Sometimes the lessons are in the out of focus periphery, the things that solve themselves without our intervention. Well, really, that's the lesson itself. We're not superheroes. Not every miracle is a thing that requires our full attention and involvement.
The miracle lies in the moment. This moment. No, not the moment ago when I started saying "The miracle lies in the moment...". It's not even in the moment when I wrote this thought. It's this...right now...with you reading this very word, you taking breath right now, your eyes blinking as you scan this very sentence. It's the instant we share when we have the power of choice, where we are at this point in our lives.
I walked through a cold theater tonight, not cold because of our strange weather lately, but cold in the impersonal, forgetful way. There were actors in there - not my actors. They were old friends, but somehow strangers now. They are the victims of a theater company built on the scraps of peoples' hopes and aspirations, a huge monster breathing in angst and greed and exhaling competition and short-sighted loyalties.
I go to work every day with the feeling that I'm always catching up, and I'm still sitting with the struggle of knowing the difference between co-workers and friends. I get mixed messages sometimes, but ultimately, what everyone is most concerned with is self-preservation. Some people place that on the success of the whole company and others have a tough enough time with their square putty-colored living space. One wonders if that's the reason why I roam the hallways talking to as many people as I can and our temp was let go today. We all have different needs.
What gets me through these places, these strange situations I find myself in with people, is that moment after. I keep refreshing my mind and my vision...I kept looking for that miracle and kept getting distracted. That's when I found it. It was the moment I blinked and looked at my good life, and the past began to blur. I remember the weird trip through the theater I spent 10 years in now, only because I'm writing about it. Once I click on Preview & Post, it's gone. I write about the work stuff because it's a part of my daily life, but before I even leave the parking lot at work, these days I'm thinking about the play I'm opening in one week.

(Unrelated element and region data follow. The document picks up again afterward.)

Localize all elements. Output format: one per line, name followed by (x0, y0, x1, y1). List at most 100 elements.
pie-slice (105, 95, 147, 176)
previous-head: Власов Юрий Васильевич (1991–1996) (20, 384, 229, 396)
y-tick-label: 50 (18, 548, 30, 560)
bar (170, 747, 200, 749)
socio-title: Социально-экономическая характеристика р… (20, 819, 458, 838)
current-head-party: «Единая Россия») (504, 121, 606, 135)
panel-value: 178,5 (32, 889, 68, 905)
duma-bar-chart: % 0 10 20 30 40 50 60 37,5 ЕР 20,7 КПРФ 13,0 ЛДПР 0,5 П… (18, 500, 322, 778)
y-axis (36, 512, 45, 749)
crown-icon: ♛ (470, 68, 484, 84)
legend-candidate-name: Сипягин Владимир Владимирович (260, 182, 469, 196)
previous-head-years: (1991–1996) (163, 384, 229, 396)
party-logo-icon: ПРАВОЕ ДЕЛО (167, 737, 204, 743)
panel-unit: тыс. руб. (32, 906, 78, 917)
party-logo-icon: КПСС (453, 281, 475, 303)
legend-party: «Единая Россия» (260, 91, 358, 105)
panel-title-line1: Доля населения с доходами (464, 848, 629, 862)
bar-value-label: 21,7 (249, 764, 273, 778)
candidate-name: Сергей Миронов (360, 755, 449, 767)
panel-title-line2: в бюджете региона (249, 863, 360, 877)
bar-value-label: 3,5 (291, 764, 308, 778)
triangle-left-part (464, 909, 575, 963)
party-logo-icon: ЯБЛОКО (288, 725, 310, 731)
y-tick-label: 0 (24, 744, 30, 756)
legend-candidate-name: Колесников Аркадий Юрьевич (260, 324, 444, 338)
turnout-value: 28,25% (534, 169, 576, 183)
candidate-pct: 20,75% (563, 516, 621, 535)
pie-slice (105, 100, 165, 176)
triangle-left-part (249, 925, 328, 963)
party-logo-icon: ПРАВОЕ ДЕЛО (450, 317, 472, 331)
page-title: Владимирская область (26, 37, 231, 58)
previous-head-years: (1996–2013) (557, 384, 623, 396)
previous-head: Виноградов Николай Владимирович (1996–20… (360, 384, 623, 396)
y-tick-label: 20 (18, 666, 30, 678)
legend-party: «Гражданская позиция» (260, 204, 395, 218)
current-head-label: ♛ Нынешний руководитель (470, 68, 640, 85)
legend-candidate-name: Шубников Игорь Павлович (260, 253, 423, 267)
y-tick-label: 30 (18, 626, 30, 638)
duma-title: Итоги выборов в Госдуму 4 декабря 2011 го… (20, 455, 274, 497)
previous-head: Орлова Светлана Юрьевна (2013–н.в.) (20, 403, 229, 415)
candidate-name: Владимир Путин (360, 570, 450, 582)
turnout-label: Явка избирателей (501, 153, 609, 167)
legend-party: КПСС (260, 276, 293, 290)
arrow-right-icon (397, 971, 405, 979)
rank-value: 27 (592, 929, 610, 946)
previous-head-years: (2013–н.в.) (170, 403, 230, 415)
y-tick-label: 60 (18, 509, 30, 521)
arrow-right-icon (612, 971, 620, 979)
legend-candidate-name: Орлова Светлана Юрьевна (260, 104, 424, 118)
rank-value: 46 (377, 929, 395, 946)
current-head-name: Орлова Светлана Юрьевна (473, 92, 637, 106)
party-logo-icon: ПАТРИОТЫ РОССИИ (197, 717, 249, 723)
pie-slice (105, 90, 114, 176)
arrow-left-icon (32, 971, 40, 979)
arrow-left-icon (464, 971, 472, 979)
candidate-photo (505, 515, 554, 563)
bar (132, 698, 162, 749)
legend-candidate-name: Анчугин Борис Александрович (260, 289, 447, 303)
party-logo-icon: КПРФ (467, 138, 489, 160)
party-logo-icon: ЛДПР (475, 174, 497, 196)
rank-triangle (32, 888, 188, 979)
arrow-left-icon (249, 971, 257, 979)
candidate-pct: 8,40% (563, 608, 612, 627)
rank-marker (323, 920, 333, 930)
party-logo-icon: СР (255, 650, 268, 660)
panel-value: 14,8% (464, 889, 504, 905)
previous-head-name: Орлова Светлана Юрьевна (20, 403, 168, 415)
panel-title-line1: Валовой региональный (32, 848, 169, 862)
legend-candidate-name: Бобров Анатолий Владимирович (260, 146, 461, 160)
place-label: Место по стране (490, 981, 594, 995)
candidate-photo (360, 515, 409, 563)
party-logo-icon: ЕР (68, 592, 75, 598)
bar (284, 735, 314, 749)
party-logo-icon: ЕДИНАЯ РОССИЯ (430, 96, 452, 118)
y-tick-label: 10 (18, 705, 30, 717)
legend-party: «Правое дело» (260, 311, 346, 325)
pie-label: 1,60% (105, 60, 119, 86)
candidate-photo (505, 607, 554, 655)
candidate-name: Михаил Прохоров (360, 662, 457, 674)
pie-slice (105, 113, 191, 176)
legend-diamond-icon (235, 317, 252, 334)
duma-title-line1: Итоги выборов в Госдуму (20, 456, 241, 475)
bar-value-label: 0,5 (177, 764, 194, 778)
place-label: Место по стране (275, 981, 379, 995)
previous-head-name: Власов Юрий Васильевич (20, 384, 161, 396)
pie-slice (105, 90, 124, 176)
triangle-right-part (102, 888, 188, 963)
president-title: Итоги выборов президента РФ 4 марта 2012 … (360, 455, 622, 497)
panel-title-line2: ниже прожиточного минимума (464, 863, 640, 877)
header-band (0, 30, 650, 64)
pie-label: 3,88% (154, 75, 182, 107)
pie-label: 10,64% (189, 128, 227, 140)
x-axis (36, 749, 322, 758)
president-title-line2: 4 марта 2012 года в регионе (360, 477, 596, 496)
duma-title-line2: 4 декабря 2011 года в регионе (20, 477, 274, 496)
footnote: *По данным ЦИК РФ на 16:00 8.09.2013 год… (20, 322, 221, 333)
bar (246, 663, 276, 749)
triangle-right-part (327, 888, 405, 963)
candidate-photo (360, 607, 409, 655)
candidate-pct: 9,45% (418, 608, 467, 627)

The miracle is, I'm lucky. Because I keep myself busy, my life constantly reinvents itself and keeps turning the topsoil over. I have my reactions and see the undeniable behavior - that's my training - but at the same time I stay focused. That's why it was so hard to see the miracle during my Christmas in Miami. It kept happening over and over again, and in the end, when I found myself back in Los Angeles, the whole thing was like dream, a month spent in Miami over the course of two weeks. Would that be the miracle, that life outlasts the little problems that sometimes slow us down and make us stop being a part of living it?
For all these moments, the big questions I keep throwing out there and my need to write about it all, here we are, sharing this thought together, this very breath. That, my friend, is a miracle.